The San Mateo County Harbor District’s debated sale of a 2.5-acre long-vacant lot was awarded to the Coastside Fire Protection District Wednesday, despite some members of the public hoping for a community center.
The El Granada post office lot, which has never been built upon and has no sewer or water systems, was sold to the fire district for $845,000 just below the Harbor District’s asking price.
Several people spoke out at the meeting in favor of awarding the property to the newly revamped Granada Community Service District, which pledged to build a community center, but the fire district ultimately offered the Harbor District Board of Commissioners the best deal.
“[We’re] very excited. We’re moving forward with the project and the plan is to build a fire station somewhere on the 2.5 acres,” said Assistant Fire Chief Paul Cole.
Station 40, which currently occupies a more than 50-year-old building across the street, would have a new home and be able to offer a drive-thru bay at the post office lot, Cole said. The fire district has the funds budgeted and the new station is called for in its strategic plan, Cole said.
Without sewer or water infrastructure, the Harbor District’s Realtor Jan Gray previously said no institution would lend on the property and the buyer would be paying cash.
Three were bidding for the property that carries split-zoning requirements — commercial and the unique El Granada gateway, which requires a community benefit.
The somewhat mysterious Global Quality Foods, a Hayward-based seafood wholesaler that no one seems to know much about, also sought ownership of the property.
The fire district had shown interest in purchasing the property for years and offered a few hundred thousand dollars more than the Granada district, said Commissioner Jim Tucker.
“The best deal for us was the fire district. It gave use the money we wanted plus it was to a public agency that’s involved in public service,” Tucker said.
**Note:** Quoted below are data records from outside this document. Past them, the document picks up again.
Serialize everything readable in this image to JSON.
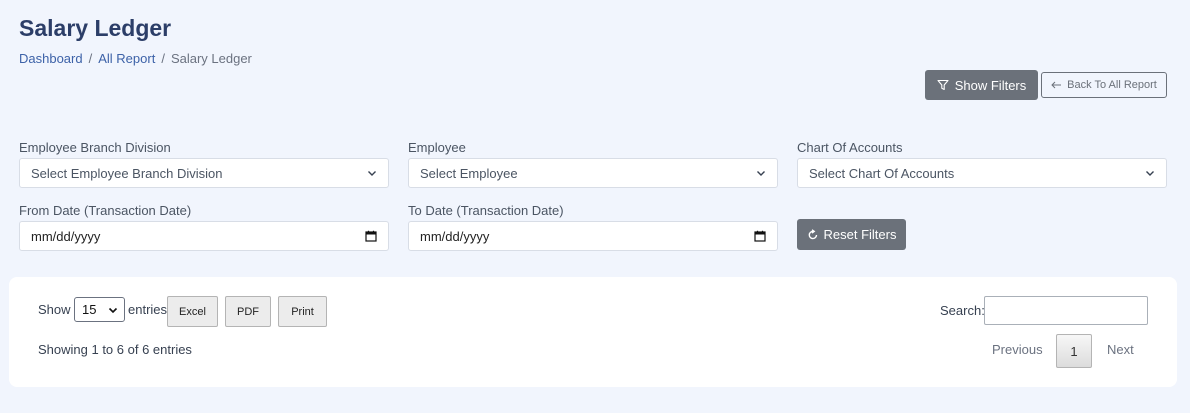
{
  "page": {
    "title": "Salary Ledger",
    "breadcrumb": [
      "Dashboard",
      "All Report",
      "Salary Ledger"
    ],
    "breadcrumb_separator": "/"
  },
  "actions": {
    "show_filters": "Show Filters",
    "back": "Back To All Report",
    "reset_filters": "Reset Filters"
  },
  "filters": {
    "branch": {
      "label": "Employee Branch Division",
      "placeholder": "Select Employee Branch Division"
    },
    "employee": {
      "label": "Employee",
      "placeholder": "Select Employee"
    },
    "accounts": {
      "label": "Chart Of Accounts",
      "placeholder": "Select Chart Of Accounts"
    },
    "from_date": {
      "label": "From Date (Transaction Date)",
      "placeholder": "mm/dd/yyyy"
    },
    "to_date": {
      "label": "To Date (Transaction Date)",
      "placeholder": "mm/dd/yyyy"
    }
  },
  "table": {
    "show_label": "Show",
    "entries_value": "15",
    "entries_label": "entries",
    "export_buttons": [
      "Excel",
      "PDF",
      "Print"
    ],
    "search_label": "Search:",
    "search_value": "",
    "info": "Showing 1 to 6 of 6 entries",
    "pagination": {
      "previous": "Previous",
      "current": "1",
      "next": "Next"
    }
  },
  "colors": {
    "background": "#f1f5fd",
    "title": "#2c3e68",
    "link": "#3d62a8",
    "button_gray": "#6b717a"
  },
  "icons": {
    "show_filters": "filter-icon",
    "back": "arrow-left-icon",
    "reset": "refresh-icon",
    "select": "chevron-down-icon",
    "date": "calendar-icon"
  }
}
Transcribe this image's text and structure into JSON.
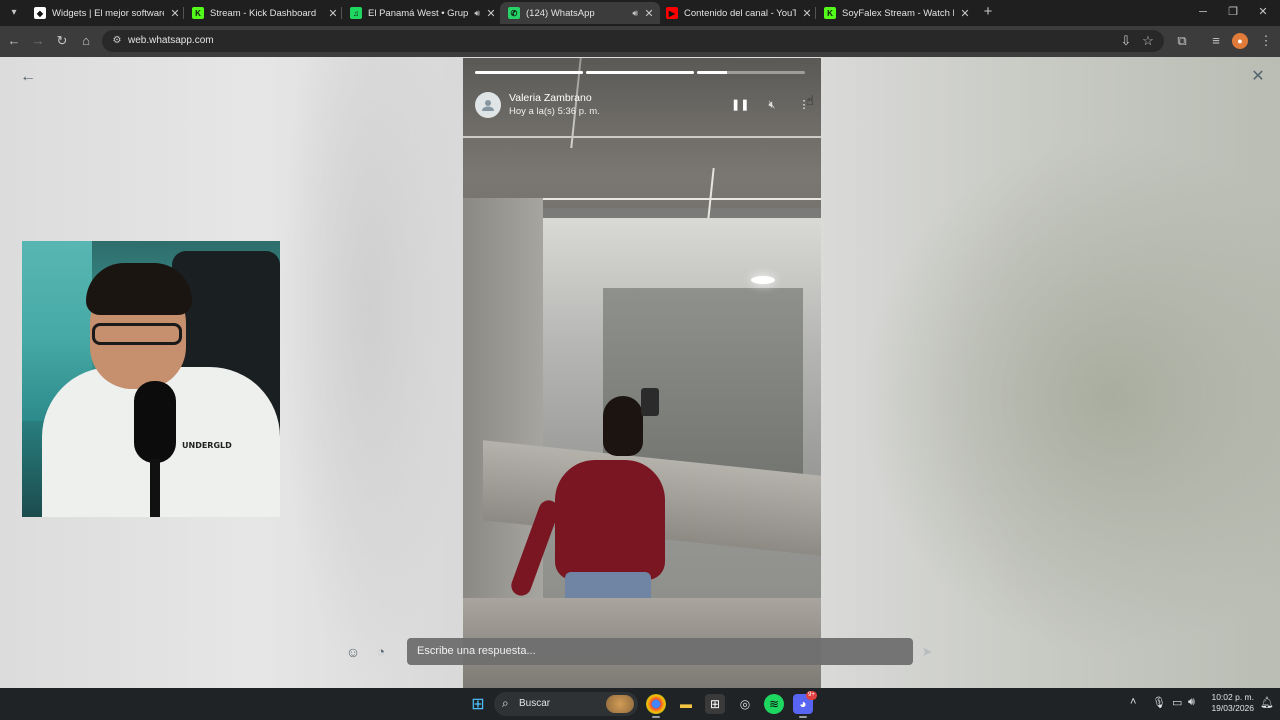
{
  "browser": {
    "tabs": [
      {
        "title": "Widgets | El mejor software pa",
        "favicon_color": "#ffffff",
        "favicon_glyph": "◆",
        "audio": false,
        "active": false
      },
      {
        "title": "Stream - Kick Dashboard",
        "favicon_color": "#53fc18",
        "favicon_glyph": "K",
        "audio": false,
        "active": false
      },
      {
        "title": "El Panamá West • Grupo La",
        "favicon_color": "#1ed760",
        "favicon_glyph": "♫",
        "audio": true,
        "active": false
      },
      {
        "title": "(124) WhatsApp",
        "favicon_color": "#25d366",
        "favicon_glyph": "✆",
        "audio": true,
        "active": true
      },
      {
        "title": "Contenido del canal - YouTube",
        "favicon_color": "#ff0000",
        "favicon_glyph": "▶",
        "audio": false,
        "active": false
      },
      {
        "title": "SoyFalex Stream - Watch Live o",
        "favicon_color": "#53fc18",
        "favicon_glyph": "K",
        "audio": false,
        "active": false
      }
    ],
    "url": "web.whatsapp.com"
  },
  "status_viewer": {
    "contact_name": "Valeria Zambrano",
    "timestamp": "Hoy a la(s) 5:36 p. m.",
    "segments_progress": [
      1,
      1,
      0.28
    ],
    "reply_placeholder": "Escribe una respuesta..."
  },
  "webcam": {
    "shirt_text": "UNDERGLD"
  },
  "taskbar": {
    "search_label": "Buscar",
    "discord_badge": "9+",
    "time": "10:02 p. m.",
    "date": "19/03/2026"
  },
  "icons": {
    "back": "arrow-left-icon",
    "close": "close-icon",
    "pause": "pause-icon",
    "mute": "muted-speaker-icon",
    "menu": "kebab-menu-icon",
    "emoji": "emoji-icon",
    "sticker": "sticker-icon",
    "send": "send-icon"
  },
  "colors": {
    "whatsapp_icon_gray": "#54656f",
    "taskbar_bg": "#202326",
    "browser_toolbar": "#3c3c3c"
  }
}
About 10 people spoke out at the Harbor District board meeting with hopes the Granada district would win the bid and construct the unincorporated town’s first community center, said Tom Mattusch, who will be sworn on to the Harbor District board after winning Commissioner Will Holsinger’s seat in November.
“I’m just hoping the fire district can make something that additionally brings satisfaction to the community,” Mattusch said. “There’s just been so much of an outcry and so many people speaking up for a community center.”
Cole said constructing a new station is for the public.
“It’s an absolute benefit. There is no question as to the benefit to the community. That fire station has served that community well,” Cole said. “Locating right across the street continues with that ongoing benefit.”
With incumbents Holsinger and Tucker leaving their posts, Mattusch contends the Harbor District board should have waited until he, newcomer Nicole David and re-elected Commissioner Robert Bernardo were sworn in Jan. 5.
The fire district was awarded the property with approval from Tucker, Holsinger and Pietro Parravano, president of the Harbor District Board of Commissioners, while Bernardo and Commissioner Sabrina Brennan voted against the sale.
Bernardo said it was a difficult decision and while he respects the fire district, would have preferred the Granada district’s plans.
“You have two very capable agencies with two missions that are equally valid. You have one that’s public safety, which is the fire district, and one that is community serving, so I struggled with this decision. But I personally felt that sometimes you can’t always just look at the money, you have to look at the greatest benefit for the community. And at the end of the day, that’s what tipped the scale for me,” Bernardo said.
Mattusch said one might question if the outcome would have been different had the sale waited a month.
“The lot was [donated] in 1953 and what difference would it have made if we waited a few weeks. The one thing I would have liked to see from all parties was how they … were going to work with the community to bring something that’s directly needed in El Granada. We’re unincorporated out there and a lot of people wanted a community center for people to have classes. There’s so much going on, there’s just no place to put on some of these public activities,” Mattusch said.
All might not be lost for the Granada district as board President Matthew Clark previously said there were informal discussions between his district and fire district representatives about sharing the large property.
Cole said he wouldn’t comment or speculate on any possible partnership and the fire district is focused on building a station.
“We’re very preliminary at this point. The first thing was to acquire the land and start working on the zoning, then we’ll see if there’s something we can do to allow us to maximize the use of the property and if that does mean we can accommodate other entities, that’s one thing, but the primary purpose was to put our station there,” Cole said.
Tucker, whose last meeting was Wednesday after 16 years as a commissioner, said he hopes the property will be used to its fullest.
“I understand they don’t need all that land and I understand also, although I’m not privy to it, that they’ve been talking to Granada,” Tucker said. “I’m hoping that they’ll work with Granada and let Granada put in some kind of park or something there.”